Rachel Brooke Leswing of Authors Alliance said many authors themselves support CDL, and data suggests the practice might help writers generate interest in their books. She and others argue the publishers obscure sales information while claiming harm based on questionable presumptions, even amid record profits .
“Statistics are sparse, and that’s not an accident,” Leswing said. “The sales data from publishers—the nitty gritty economics—are not public.”
But Mary Rasenberger, CEO of the larger Authors Guild, calls harm to the market “common sense.” To tip that factor in their favor, publishers need only show “potential for market harm if it becomes widespread or unrestricted.” Expanding CDL beyond the small band of libraries using it, she said, would further erode an industry where “a lot of great books are not being written already, because people can’t afford to write them.”
“The more you chip into that economy, the smaller that ecosystem becomes,” Rasenberger said. “And the smaller it becomes, the less diversity it has, the more publishers are forced to sell sure best-sellers, celebrity books—not the kind that advances society.”
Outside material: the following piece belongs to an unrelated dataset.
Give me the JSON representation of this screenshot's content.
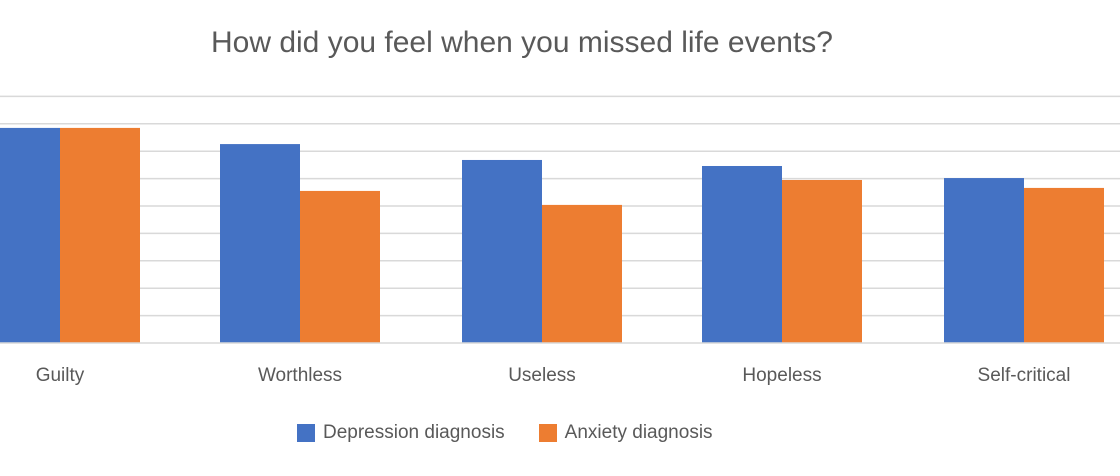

Charlesworth added that publishers license books to libraries already, and the Internet Archive is directly competing with that model. But Schultz said the publishers’ limited e-book licensing often forces the library to re-license the book, essentially allowing publishers to sell the same work again.
“This whole lawsuit is about whether publications should be paid two, three, four times for a book” sold to a library, Schultz said. “Copyright law is not about profit maximization.”
Lost in Digital Translation
Backers of the publishers point to Capitol Records v. Redigi, in which the US Court of Appeals for the Second Circuit found a website’s facilitating resale of music files was not fair use. Charlesworth said courts have rejected the idea that digitizing a work is fair use or covered by the first sale doctrine, which allows the purchaser of a product to resell that item. She said she doesn’t think the Internet Archive case is meaningfully different from Redigi.
“Redigi is largely ignored in Internet Archive’s briefing,” Charlesworth said. “It didn’t really take it on, because it doesn’t support what it’s doing.”
But supporters of the Internet Archive said Ridigi was a commercial entity rather than a nonprofit, fundamentally altering the “nature of the new work” factor. Redigi also never owned any rights to the work that it copied and transferred, as CDL lenders do.
The nonprofit nature of the Internet Archive also invokes a 1984 Supreme Court decision holding personal use of a VCR to record live TV to be fair use. In Sony v. Universal City Studios, the court said that while there’s a presumption of market harm from commercial use, if the purpose was noncommercial, the “likelihood must be demonstrated.”
“The Supreme Court has never touched that holding,” said Harvard University intellectual property law professor Rebecca Tushnet, who wrote a pro-Internet Archive brief on behalf of more than a dozen other law professors.
Charlesworth said Sony “is not remotely comparable,” and cited cases saying the burden in fair use analyses falls on the defendant, though none directly addressed burden shifting in noncommercial cases.
Schultz said Sony, while not analogous, showed it’s possible for unauthorized reproduction to be fair use. Tushnet said the digital shift has pushed fair use into “new territory,” as many materials wouldn’t be collectible and accessible unless libraries digitize and share them.
“This is where the equitable nature of fair use comes into play,” Tushnet said.